33. Cette stratégie se cristallisa autour du slogan répété pendant 40 ans de “Labour to Power on a Socialist Programme”. Cela se traduisait par une approche dans laquelle la transition vers le socialisme pourrait se faire pacifiquement et dépendrait avant tout de l'élection d'un gouvernement travailliste avec un programme socialiste et sous pression des masses et non d’une confrontation avec l’Etat bourgeois britannique. 8

34. Cette modération du programme révolutionnaire s’est aussi traduite par une orientation privilégiant les secteurs les plus plus proches du réformisme du mouvement ouvrier et donc les plus stabilisés, souvent liés à l’aristocratie ouvrière. Plutôt que de chercher à intervenir de manière offensive auprès des secteurs précarisés du prolétariat (travailleurs immigrés, femmes précaires, etc), le CIO a centré son implantation dans les bastions ouvriers traditionnels, via une intervention syndicale axée sur les travailleur.euse.s les mieux intégrés. Cette stratégie a renforcé une approche défensive visant à préserver des acquis sociaux nationaux au détriment d’une perspective anti-impérialiste.

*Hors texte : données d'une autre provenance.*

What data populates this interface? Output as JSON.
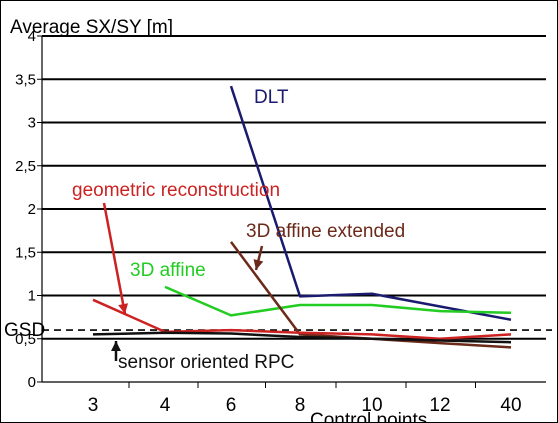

 35. Cela fut particulièrement visible sur les questions coloniales et les mouvements de libération nationale. Par exemple, lors de la guerre des Malouines en 1982, The Militant ne soutenait pas l'Argentine contre l'agression impérialiste britannique. Ted Grant a même qualifié l'Argentine de pays impérialiste, assimilant ainsi le conflit à une guerre inter-impérialiste, une analyse erronée étant donné la domination historique du capital britannique et américain sur l'économie argentine. 9

36. Concernant la question palestinienne, le CIO a également montré des ambiguïtés. Bien que se déclarant en faveur des droits des masses Palestiniennes, l'organisation a souvent adopté des positions qui, avec la crainte de s'aliéner la classe ouvrière israélienne privilégéé par sa position coloniale, en pratique, ne soutennaient pas pleinement la lutte contre l'oppression sioniste. Ainsi, plutôt que de défendre sans équivoque la résistance palestinienne, l’organisation à privilégier des formules générales appelant à une "solution socialiste au conflit" dans le meilleur des cas sans tirer les conclusions stratégiques d’un combat léniniste contre le colonialisme israélien.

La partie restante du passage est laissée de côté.